Directeur de recherches au CNRS, l’auteur a longtemps croisé la route de la science nucléaire, notamment à son démarrage après la seconde guerre mondiale. Le livre a pour thème les relations dangereuses de la science lorsqu’elle rencontre l’industrie, la politique, le militaire.
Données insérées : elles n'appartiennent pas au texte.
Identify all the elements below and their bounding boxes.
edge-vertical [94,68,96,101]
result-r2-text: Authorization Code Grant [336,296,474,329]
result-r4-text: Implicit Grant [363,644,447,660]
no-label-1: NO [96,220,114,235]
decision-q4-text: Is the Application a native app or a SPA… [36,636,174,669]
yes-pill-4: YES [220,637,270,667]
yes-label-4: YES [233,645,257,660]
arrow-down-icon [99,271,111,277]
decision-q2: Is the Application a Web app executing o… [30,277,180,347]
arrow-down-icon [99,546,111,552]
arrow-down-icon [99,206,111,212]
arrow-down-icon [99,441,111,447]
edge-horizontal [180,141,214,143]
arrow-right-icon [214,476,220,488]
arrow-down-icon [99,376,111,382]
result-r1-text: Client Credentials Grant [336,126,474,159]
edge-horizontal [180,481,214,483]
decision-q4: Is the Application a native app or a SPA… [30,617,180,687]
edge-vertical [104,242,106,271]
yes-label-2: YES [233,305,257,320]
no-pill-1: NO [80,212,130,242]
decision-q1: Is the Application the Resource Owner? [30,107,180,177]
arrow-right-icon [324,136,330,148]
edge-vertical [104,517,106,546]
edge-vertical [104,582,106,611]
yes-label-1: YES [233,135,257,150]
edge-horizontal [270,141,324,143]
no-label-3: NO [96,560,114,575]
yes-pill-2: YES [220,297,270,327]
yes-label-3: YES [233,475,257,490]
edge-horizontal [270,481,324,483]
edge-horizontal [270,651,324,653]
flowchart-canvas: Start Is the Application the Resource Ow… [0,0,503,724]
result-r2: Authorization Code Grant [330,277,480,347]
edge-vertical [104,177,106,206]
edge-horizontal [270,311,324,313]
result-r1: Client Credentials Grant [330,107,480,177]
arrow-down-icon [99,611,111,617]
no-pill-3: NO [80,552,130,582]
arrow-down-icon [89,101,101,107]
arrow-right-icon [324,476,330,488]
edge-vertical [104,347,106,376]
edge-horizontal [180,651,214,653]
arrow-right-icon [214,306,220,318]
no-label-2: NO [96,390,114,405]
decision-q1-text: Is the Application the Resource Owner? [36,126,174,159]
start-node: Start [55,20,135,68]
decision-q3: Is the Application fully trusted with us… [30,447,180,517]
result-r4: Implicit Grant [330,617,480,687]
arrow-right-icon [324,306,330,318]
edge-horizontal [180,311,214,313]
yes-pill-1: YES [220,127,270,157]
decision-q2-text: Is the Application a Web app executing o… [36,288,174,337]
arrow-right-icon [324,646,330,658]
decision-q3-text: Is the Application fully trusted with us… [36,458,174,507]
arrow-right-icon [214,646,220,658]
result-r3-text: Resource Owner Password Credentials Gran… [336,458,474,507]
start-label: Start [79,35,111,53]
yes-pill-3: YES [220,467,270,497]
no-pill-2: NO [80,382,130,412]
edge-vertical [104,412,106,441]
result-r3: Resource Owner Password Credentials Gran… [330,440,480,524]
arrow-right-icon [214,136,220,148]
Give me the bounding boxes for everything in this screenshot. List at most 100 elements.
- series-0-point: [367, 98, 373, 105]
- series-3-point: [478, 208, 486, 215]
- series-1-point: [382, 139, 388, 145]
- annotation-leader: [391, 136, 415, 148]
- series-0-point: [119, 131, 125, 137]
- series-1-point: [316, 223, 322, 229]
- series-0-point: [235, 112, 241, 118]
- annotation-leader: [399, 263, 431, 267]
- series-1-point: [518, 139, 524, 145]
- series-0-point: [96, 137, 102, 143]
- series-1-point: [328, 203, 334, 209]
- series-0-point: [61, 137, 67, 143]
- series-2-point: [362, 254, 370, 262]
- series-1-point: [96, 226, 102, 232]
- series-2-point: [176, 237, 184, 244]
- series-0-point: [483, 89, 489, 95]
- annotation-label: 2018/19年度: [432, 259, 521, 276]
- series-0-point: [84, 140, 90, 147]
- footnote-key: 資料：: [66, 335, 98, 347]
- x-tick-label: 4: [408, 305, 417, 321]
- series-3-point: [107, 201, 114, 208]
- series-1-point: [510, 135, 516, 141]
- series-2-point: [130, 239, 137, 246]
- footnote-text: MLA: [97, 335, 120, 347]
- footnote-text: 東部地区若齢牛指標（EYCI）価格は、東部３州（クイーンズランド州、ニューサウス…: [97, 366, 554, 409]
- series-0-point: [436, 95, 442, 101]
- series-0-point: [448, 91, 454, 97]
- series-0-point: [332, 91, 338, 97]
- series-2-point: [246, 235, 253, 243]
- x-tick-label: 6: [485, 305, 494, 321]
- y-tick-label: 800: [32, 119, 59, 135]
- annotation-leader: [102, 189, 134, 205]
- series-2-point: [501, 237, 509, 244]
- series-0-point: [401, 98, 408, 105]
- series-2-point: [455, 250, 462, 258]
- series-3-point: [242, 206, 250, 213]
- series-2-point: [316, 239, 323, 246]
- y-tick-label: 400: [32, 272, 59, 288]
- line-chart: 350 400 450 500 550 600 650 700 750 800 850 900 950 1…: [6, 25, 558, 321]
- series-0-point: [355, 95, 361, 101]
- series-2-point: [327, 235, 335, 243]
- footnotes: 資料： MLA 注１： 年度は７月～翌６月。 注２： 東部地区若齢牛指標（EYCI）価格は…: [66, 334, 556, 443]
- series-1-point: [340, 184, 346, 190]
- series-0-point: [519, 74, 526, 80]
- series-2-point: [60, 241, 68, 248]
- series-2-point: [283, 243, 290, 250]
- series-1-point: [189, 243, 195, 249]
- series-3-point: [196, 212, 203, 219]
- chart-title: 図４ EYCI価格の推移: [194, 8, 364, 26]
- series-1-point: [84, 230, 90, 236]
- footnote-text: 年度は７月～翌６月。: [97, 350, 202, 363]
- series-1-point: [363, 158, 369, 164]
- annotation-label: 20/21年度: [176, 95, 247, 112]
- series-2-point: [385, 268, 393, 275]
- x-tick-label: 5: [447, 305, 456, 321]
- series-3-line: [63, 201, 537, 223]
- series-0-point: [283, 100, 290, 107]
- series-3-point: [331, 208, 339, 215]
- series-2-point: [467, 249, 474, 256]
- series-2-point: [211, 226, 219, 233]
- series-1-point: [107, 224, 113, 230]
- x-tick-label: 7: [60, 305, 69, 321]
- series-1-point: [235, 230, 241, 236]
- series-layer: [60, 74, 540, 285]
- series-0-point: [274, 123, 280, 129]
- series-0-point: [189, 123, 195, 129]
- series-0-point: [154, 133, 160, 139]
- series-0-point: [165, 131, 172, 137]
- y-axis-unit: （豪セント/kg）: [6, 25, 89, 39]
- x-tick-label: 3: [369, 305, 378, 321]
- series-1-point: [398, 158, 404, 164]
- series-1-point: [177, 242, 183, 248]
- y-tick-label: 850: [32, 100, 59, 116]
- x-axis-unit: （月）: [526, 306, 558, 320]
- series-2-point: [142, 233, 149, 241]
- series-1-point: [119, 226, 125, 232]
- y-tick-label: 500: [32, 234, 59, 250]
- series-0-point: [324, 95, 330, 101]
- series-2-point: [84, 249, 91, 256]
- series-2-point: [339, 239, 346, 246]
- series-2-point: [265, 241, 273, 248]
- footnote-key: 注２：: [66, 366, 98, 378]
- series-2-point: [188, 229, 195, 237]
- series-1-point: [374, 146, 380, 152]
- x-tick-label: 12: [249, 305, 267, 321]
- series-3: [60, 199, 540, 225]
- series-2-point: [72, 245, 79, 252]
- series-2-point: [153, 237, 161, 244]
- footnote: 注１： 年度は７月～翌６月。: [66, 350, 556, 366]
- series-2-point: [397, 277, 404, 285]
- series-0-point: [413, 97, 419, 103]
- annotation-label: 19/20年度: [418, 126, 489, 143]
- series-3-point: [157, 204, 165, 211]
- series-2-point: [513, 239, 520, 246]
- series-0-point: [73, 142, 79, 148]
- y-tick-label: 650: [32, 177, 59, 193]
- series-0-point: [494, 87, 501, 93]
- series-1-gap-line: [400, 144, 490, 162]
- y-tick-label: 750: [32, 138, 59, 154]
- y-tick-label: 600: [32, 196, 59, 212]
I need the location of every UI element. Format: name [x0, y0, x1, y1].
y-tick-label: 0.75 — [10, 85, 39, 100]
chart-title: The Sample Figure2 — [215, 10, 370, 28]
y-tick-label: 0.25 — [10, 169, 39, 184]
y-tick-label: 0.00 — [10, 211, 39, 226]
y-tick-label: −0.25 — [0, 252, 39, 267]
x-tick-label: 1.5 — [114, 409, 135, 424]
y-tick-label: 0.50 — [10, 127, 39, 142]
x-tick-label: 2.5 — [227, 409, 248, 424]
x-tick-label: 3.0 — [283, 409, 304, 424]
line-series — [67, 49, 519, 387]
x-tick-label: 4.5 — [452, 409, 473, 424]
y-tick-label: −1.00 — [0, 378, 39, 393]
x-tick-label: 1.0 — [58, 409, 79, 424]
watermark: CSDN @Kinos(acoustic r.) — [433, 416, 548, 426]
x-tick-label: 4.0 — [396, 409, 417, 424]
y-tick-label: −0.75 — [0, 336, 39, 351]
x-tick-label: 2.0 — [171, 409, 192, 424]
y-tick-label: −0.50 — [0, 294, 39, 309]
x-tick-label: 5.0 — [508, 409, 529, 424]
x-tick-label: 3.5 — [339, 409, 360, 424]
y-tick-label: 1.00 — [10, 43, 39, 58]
Le récit commence avec une description de la catastrophe de Fukushima en 2011 et Harry Bernas rappelle le nombre impressionnant de mises en garde qui furent lancées lors du projet d’implantation de cette centrale nucléaire en raison de l’existence d’une importante faille sismique. Comme il le dit « les catastrophes naturelles n’existent pas », les catastrophes sont affaires humaines parce que nous artificialisons les sols, que nous ne construisons près des côtes, des volcans. Le livre porte son titre puisqu’en japonais Fukushima signifie « L’île au bonheur » et la photo qui illustre la couverture est celle d’une personne dont il ne reste qu’une ombre après avoir été pulvérisée par l’explosion d’Hiroshima.
Le livre fourmille d’informations et de réflexions passionnantes sur l’histoire de l’atome, sur la manière dont les scientifiques furent enrôlés pour la construction de la première bombe atomique, sur le « recrutement » des scientifiques allemands par les Etats-Unis après la deuxième guerre mondiale. J’ai appris qu’il s’en était fallu d’un cheveu pour que l’armée allemande ne découvre les secrets de la physique nucléaire avant les alliés, et que si les Etats-Unis lancèrent à deux reprises une bombe atomique sur le Japon, c’était moins pour faire capituler le Japon ou soumettre l’Allemagne qui avait déjà perdu la guerre, que pour adresser un message fort à l’Union Soviétique. Le livre peut se lire sous l’optique du dérèglement climatique car la question qui taraude l’auteur est celle de notre « penchant atavique à nier des réalités qui nous mettent en péril mortel » (p. 108).
L’ouvrage est désabusé, pessimiste mais passionnant par son témoignage, sa réflexion sur l’éthique scientifique, les évolutions de la science et cette idée permanente que ce qui est imaginable peut devenir rapidement concevable et réalisable quels qu’en soient ses effets. Je conseille.
Harry Bernas. L’île au bonheur. Hommes, atomes et cécité volontaire. Editions Le Pommier. 2022. 334 pages. 24 Euros.